D2SLAM

Executive Summary

D2SLAM is a decentralized and distributed collaborative visual-inertial SLAM system for aerial swarms. The name refers to the combination of decentralized operation, with no required central node, and distributed computation, where the estimation work is split across robots rather than redundantly repeated everywhere.

The system addresses two different collaboration regimes. Near-field estimation provides accurate real-time relative localization when UAVs are close enough to share visual overlap and communicate at low latency. Far-field estimation provides globally consistent trajectories when UAVs are farther apart, out of line of sight, or communicating through weaker links. The 2024 IEEE T-RO version reports stereo and omnidirectional-camera support, ADMM-based distributed visual-inertial state estimation, and ARock-based asynchronous distributed pose graph optimization.

D2SLAM is best understood as a swarm-oriented counterpart to Kimera-Multi and a decentralized alternative to server-based COVINS/COVINS-G.

Method Class

Decentralized collaborative visual-inertial SLAM.
Distributed near-field VIO and far-field PGO.
Aerial swarm relative localization.
Multi-camera/stereo front end with learned and geometric visual features.
Dense mapping extension through RGB-D/TSDF integration.

Method Summary

D2SLAM splits collaborative state estimation into:

text

near-field:
  high-accuracy ego-motion and relative state for nearby UAVs
  visual overlap + good communication
  collaborative VINS sliding-window optimization

far-field:
  globally consistent trajectories over larger separations
  loop closure + distributed pose graph optimization
  resilient to weaker or delayed communication

The front end accepts stereo cameras or omnidirectional camera rigs.

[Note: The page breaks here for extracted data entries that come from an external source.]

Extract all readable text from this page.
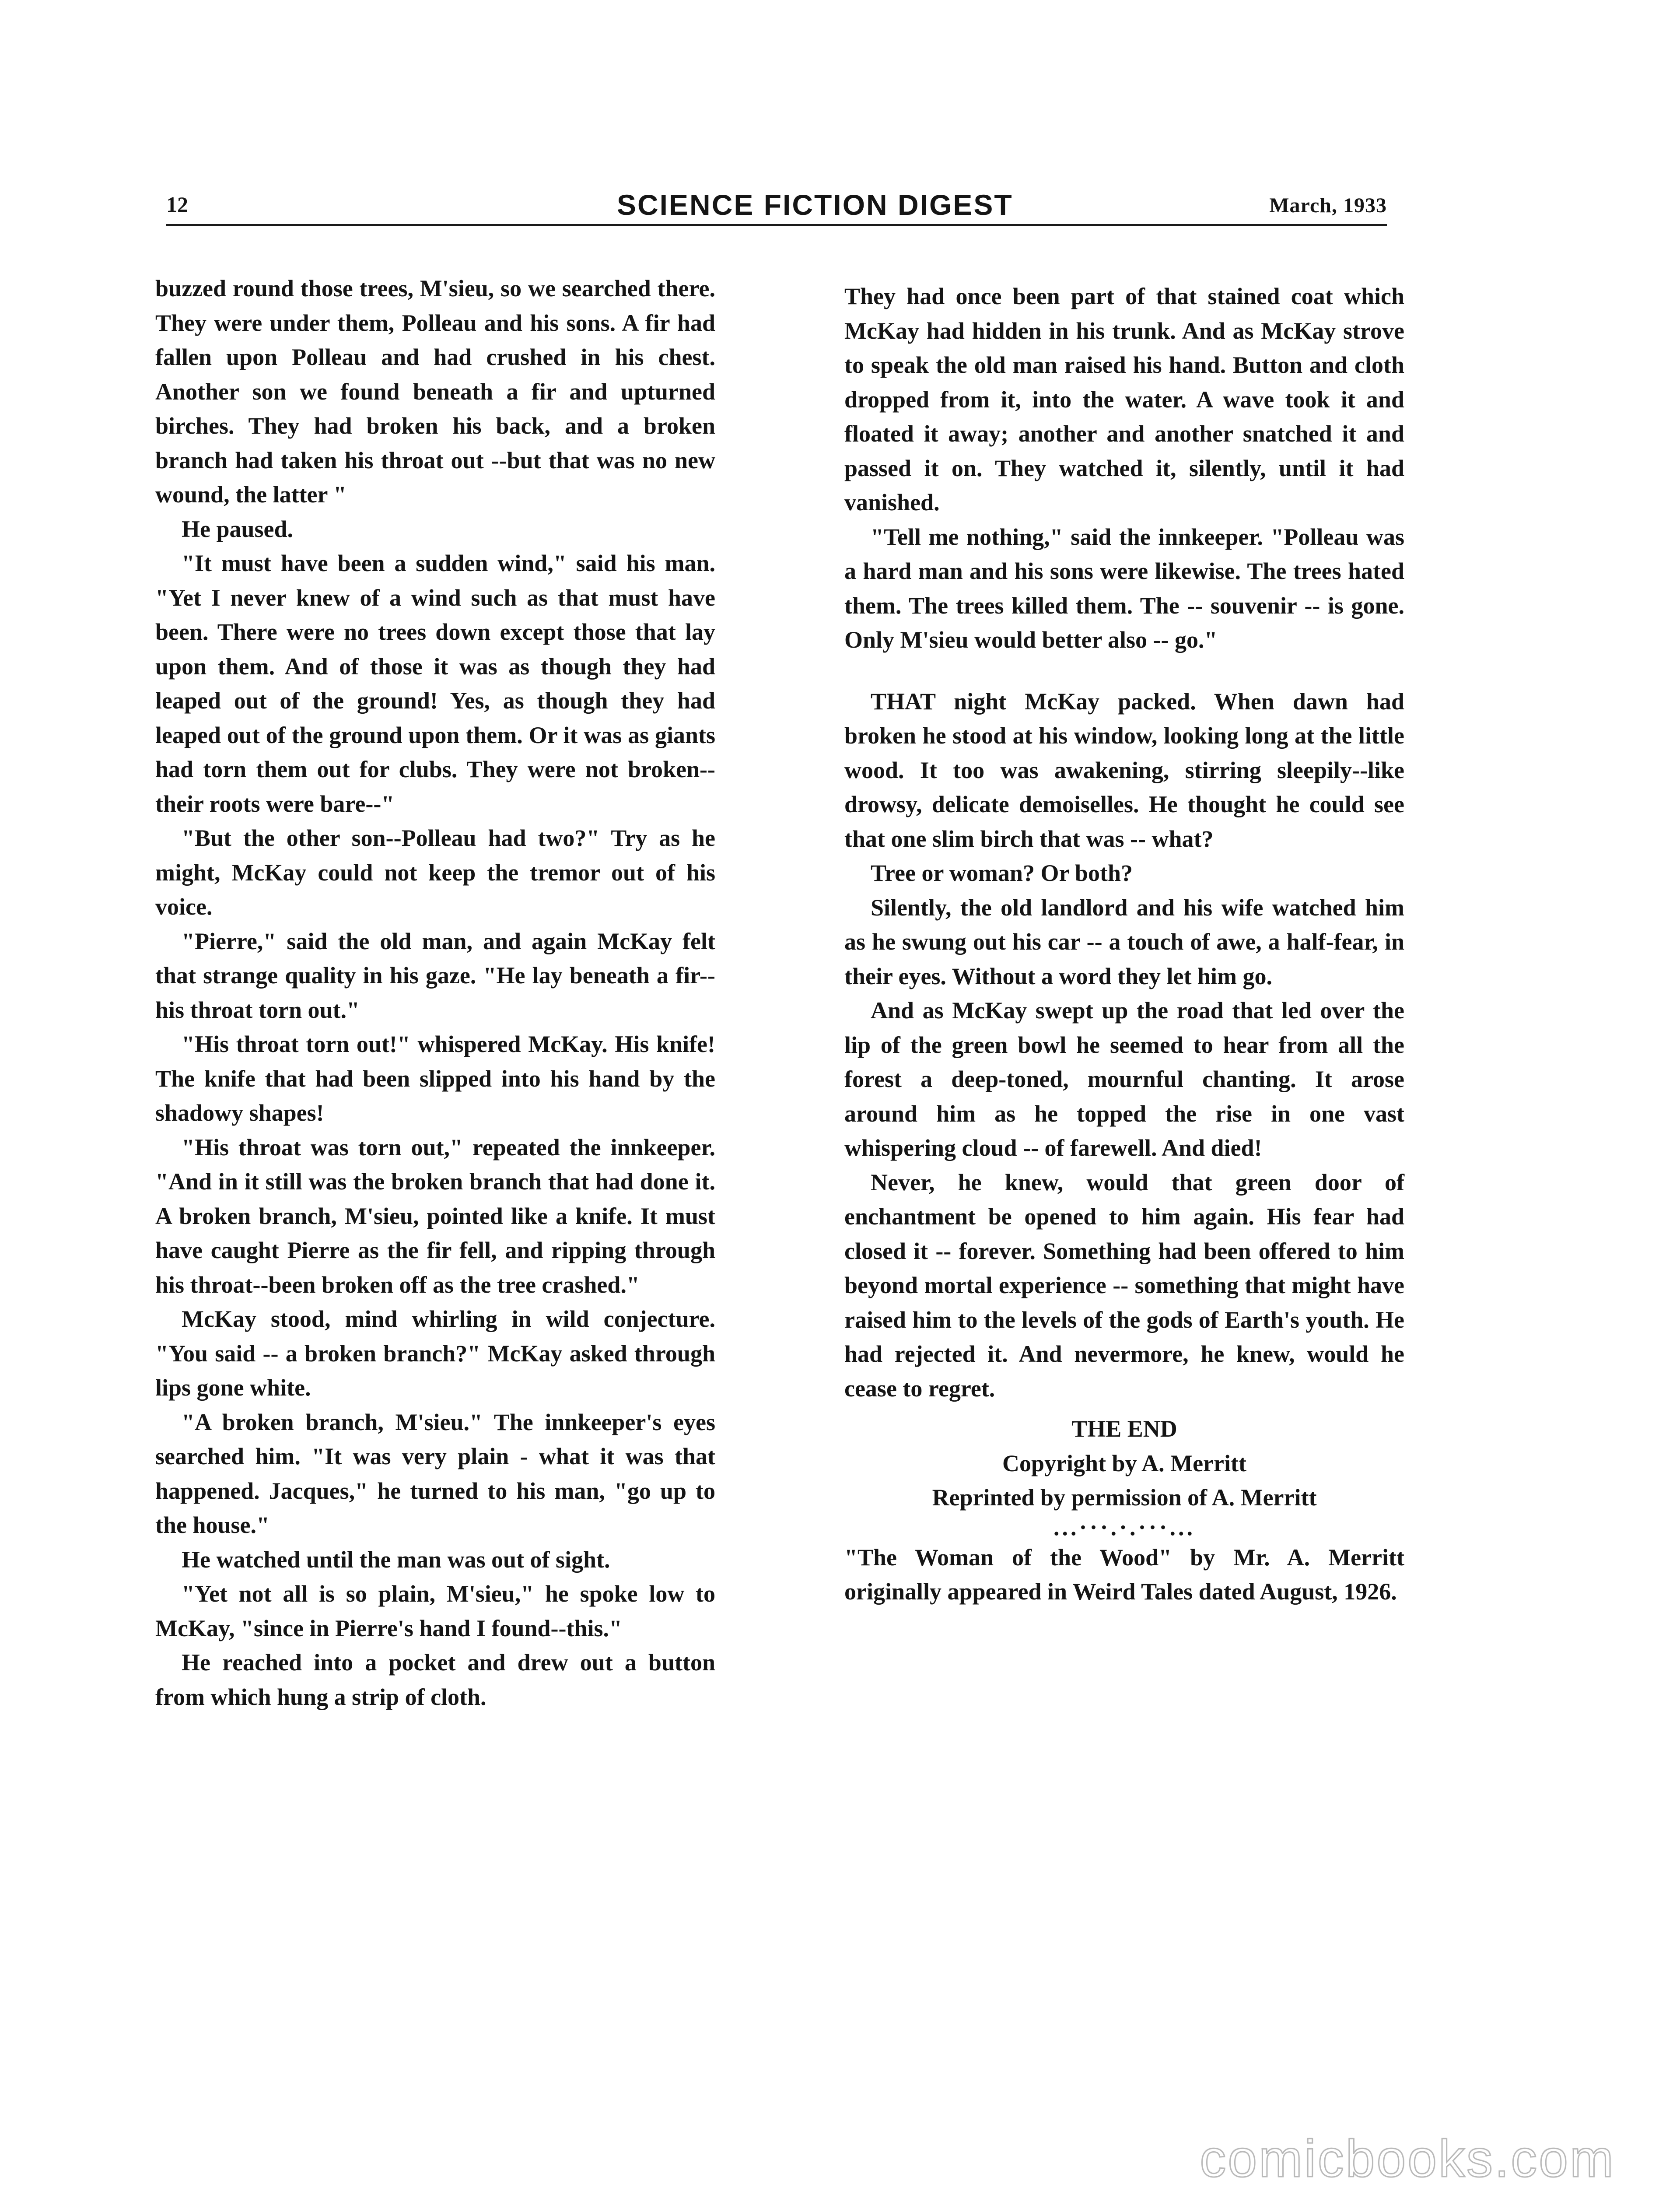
12	SCIENCE FICTION DIGEST	March, 1933

buzzed round those trees, M'sieu, so we searched there. They were under them, Polleau and his sons. A fir had fallen upon Polleau and had crushed in his chest. Another son we found beneath a fir and upturned birches. They had broken his back, and a broken branch had taken his throat out --but that was no new wound, the latter "

He paused.

"It must have been a sudden wind," said his man. "Yet I never knew of a wind such as that must have been. There were no trees down except those that lay upon them. And of those it was as though they had leaped out of the ground! Yes, as though they had leaped out of the ground upon them. Or it was as giants had torn them out for clubs. They were not broken--their roots were bare--"

"But the other son--Polleau had two?" Try as he might, McKay could not keep the tremor out of his voice.

"Pierre," said the old man, and again McKay felt that strange quality in his gaze. "He lay beneath a fir--his throat torn out."

"His throat torn out!" whispered McKay. His knife! The knife that had been slipped into his hand by the shadowy shapes!

"His throat was torn out," repeated the innkeeper. "And in it still was the broken branch that had done it. A broken branch, M'sieu, pointed like a knife. It must have caught Pierre as the fir fell, and ripping through his throat--been broken off as the tree crashed."

McKay stood, mind whirling in wild conjecture. "You said -- a broken branch?" McKay asked through lips gone white.

"A broken branch, M'sieu." The innkeeper's eyes searched him. "It was very plain - what it was that happened. Jacques," he turned to his man, "go up to the house."

He watched until the man was out of sight.

"Yet not all is so plain, M'sieu," he spoke low to McKay, "since in Pierre's hand I found--this."

He reached into a pocket and drew out a button from which hung a strip of cloth.

They had once been part of that stained coat which McKay had hidden in his trunk. And as McKay strove to speak the old man raised his hand. Button and cloth dropped from it, into the water. A wave took it and floated it away; another and another snatched it and passed it on. They watched it, silently, until it had vanished.

"Tell me nothing," said the innkeeper. "Polleau was a hard man and his sons were likewise. The trees hated them. The trees killed them. The -- souvenir -- is gone. Only M'sieu would better also -- go."

THAT night McKay packed. When dawn had broken he stood at his window, looking long at the little wood. It too was awakening, stirring sleepily--like drowsy, delicate demoiselles. He thought he could see that one slim birch that was -- what?

Tree or woman? Or both?

Silently, the old landlord and his wife watched him as he swung out his car -- a touch of awe, a half-fear, in their eyes. Without a word they let him go.

And as McKay swept up the road that led over the lip of the green bowl he seemed to hear from all the forest a deep-toned, mournful chanting. It arose around him as he topped the rise in one vast whispering cloud -- of farewell. And died!

Never, he knew, would that green door of enchantment be opened to him again. His fear had closed it -- forever. Something had been offered to him beyond mortal experience -- something that might have raised him to the levels of the gods of Earth's youth. He had rejected it. And nevermore, he knew, would he cease to regret.

THE END

Copyright by A. Merritt

Reprinted by permission of A. Merritt

...···.·.···...

"The Woman of the Wood" by Mr. A. Merritt originally appeared in Weird Tales dated August, 1926.

comicbooks.com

Omnidirectional vision is used to reduce field-of-view constraints in close-range aerial collaboration, where relative localization can fail if conventional cameras are not facing the same scene.

The backend uses:

a distributed visual-inertial state estimator based on ADMM for near-field collaboration;
asynchronous distributed PGO based on ARock for far-field consistency;
map merging at runtime using relative measurements and reference-frame selection.

Factor and State Representation

Near-field VINS state:

text

X_i^a: pose of UAV a at keyframe i
v_i^a: velocity
b_i^a: IMU biases
landmark observations in sliding window

Near-field factors:

text

IMU preintegration factor
visual reprojection factor
multi-view feature matching factor
multi-UAV shared landmark / relative observation factor
prior from marginalization

Far-field PGO state:

text

G_i^a: keyframe pose for UAV a in the shared graph

Far-field factors:

text

local odometry edge
intra-UAV loop edge
inter-UAV loop edge
map-merge relative transform

The system does not force every robot to share one dense landmark map. In compact modes, it shares descriptors and only sends more detailed keyframe information when needed for matching or state estimation.

Front-End Mechanics

Camera preprocessing. Stereo or quad-fisheye/omnidirectional images are rectified or reprojected into usable views.
Feature extraction. The paper describes global descriptors for retrieval and SuperPoint-style sparse features for matching, with LK-tracked features used for robust ego-motion.
Keyframe selection. New keyframes are selected based on parallax and feature conditions.
Multi-UAV feature matching. Nearby UAVs exchange keyframe data when predicted to be close enough and communication allows.
Distributed loop closure. Compact descriptors support loop detection without always broadcasting full keyframe data.
Relative pose extraction. PnP/RANSAC and multi-camera refinement estimate loop or inter-UAV relative pose constraints.
Degradation. If features or communication are insufficient, the system degrades toward standalone VIO.

Back-End Mechanics

Near-field state estimation is a collaborative VINS problem solved in a distributed manner. Conceptually:

text

min sum IMU residuals
  + sum visual residuals
  + sum cross-UAV feature residuals
  + priors

The distributed formulation uses ADMM-like consensus so robots exchange only necessary boundary/consensus information rather than centralizing all landmarks and states.

Far-field estimation is distributed PGO:

text

min sum local odometry residuals
  + sum loop closure residuals
  + sum inter-UAV relative pose residuals

D2SLAM uses an asynchronous distributed optimization approach based on ARock so robots can update with stale or delayed neighbor information, which better matches ad hoc aerial networks.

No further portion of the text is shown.